The answer is blowing in the wind?
Uniq's two products above represent significant advances in time series presentations, unavoidably at the price of a bump in file size if locational and time resolution in the graphics are to keep pace with the quality of buoy data.
The drift gif is very different from the weather/temperature in that its bathymetric background is strongly binned to 3-bit and identical for all 2250 frames except for the thin velocity track. This favors gif's compression which is mainly just differencing of consecutive frames (leaving one new velocity dot).
That and large frame number do not favor mp4 so much because the 256 distinct track colors occupy a negligible percentage of total pixels (though could be binned to say5-bit). Note file size could be reduced by dropping from 1200 pixels down to 800 (or even 600) by making the track somewhat thicker at the price of resolution loss in location. However the 2250 frames
pushes the limits on common desktop graphic cards.
The recognizable land reference here is Banks Island. It is 45º CW from 'Greenland down' or 90º from Greenwich meridian. A small Arctic Ocean locator in the corner would not increase file size. The issue here is how to present say 'five years in the life of a buoy series' while maintaining realistic accessibility.
The wind acts globally, simultaneously and inconsistently on the whole ice pack, meaning an individual frozen-in floe is not at liberty to respond independently or instantly to the ever-changing local wind force field applied to it.
The ice pack (or 100 km floe) has significant inertia and physical connectivity and can only move compatibly with those. In terms of momentum transfer, the wind ‘catches’ very unequally across the ice depending on ridges and edges and their orientation.

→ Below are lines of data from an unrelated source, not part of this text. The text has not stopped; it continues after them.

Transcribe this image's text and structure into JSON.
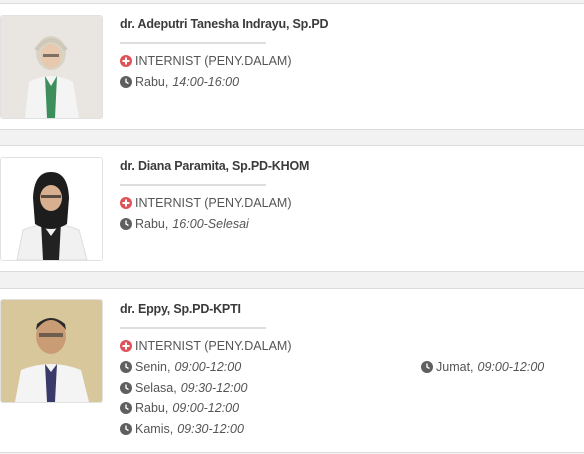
{
  "doctors": [
    {
      "name": "dr. Adeputri Tanesha Indrayu, Sp.PD",
      "specialty": "INTERNIST (PENY.DALAM)",
      "schedule": [
        {
          "day": "Rabu,",
          "time": "14:00-16:00"
        }
      ]
    },
    {
      "name": "dr. Diana Paramita, Sp.PD-KHOM",
      "specialty": "INTERNIST (PENY.DALAM)",
      "schedule": [
        {
          "day": "Rabu,",
          "time": "16:00-Selesai"
        }
      ]
    },
    {
      "name": "dr. Eppy, Sp.PD-KPTI",
      "specialty": "INTERNIST (PENY.DALAM)",
      "schedule": [
        {
          "day": "Senin,",
          "time": "09:00-12:00"
        },
        {
          "day": "Selasa,",
          "time": "09:30-12:00"
        },
        {
          "day": "Rabu,",
          "time": "09:00-12:00"
        },
        {
          "day": "Kamis,",
          "time": "09:30-12:00"
        },
        {
          "day": "Jumat,",
          "time": "09:00-12:00"
        }
      ]
    }
  ],
  "icons": {
    "specialty": "plus-circle-icon",
    "schedule": "clock-icon"
  },
  "colors": {
    "specialty_icon": "#e0525a",
    "clock_icon": "#5f5f5f",
    "card_bg": "#ffffff",
    "page_bg": "#f2f2f2"
  }
}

The applied wind force changes over a much shorter time frame than ice movement: just as it begins to respond, the wind changes direction and speed. So somehow the nullschool display needs a time-averaged wind field over whole pack, plus unavailable surface friction and under-ice currents.
The resultant of all this is provided by OsiSaf. However OsiSaf is incapable of tracking the buoy's overall trajectory because there's no good way of combining consecutive gridded two-days, meaning errors would overwhelm accuracy over a week, not to mention a full year.
Ascat ice pack motion for this same year was recently posted but as an mp4 as the gif had was well over 100 MB in size. The image below shows bathymetric depths replaced by day 277 of Ascat with the final day of buoy motion as overlay. Smos/Smap or AWI concentration could also be used.
It would be quite challenging to do this for a full year short of a gigantic file size (or small image dimensions) -- no problem on one desktop but no way to distribute to the forum.
The observed detail in buoy movement is very instructive -- especially the many aimless shifts in direction. The track does not look that different from a random walk -- proof that nothing resembling an ice gyre took place over the year.
The buoy only made one brief excursion out of the abysmal depths so it seems implausible that tides, near-inertial forces, or coastal currents contributed to its motion. Given the state of the ice pack, its motion is entirely attributable to the wind.
The second image shows open water in blue and AWI leads of 07 Oct 2021 in conjunction with the year-long buoy track and Beaufort bathymetry.
While the buoy drift time series is very worthwhile --
the suspense makes the viewers realize they have
no idea whatsoever what it will do next -- that motion at these locations may be a lot less constrained during ice season.
Thus as a compromise to a daily satellite image underneath and massive file, that image might only need to change monthly or so. It is feasible to show Modis visible as the cutout, either entirely, in areas of interest, or just in a circle about current buoy position.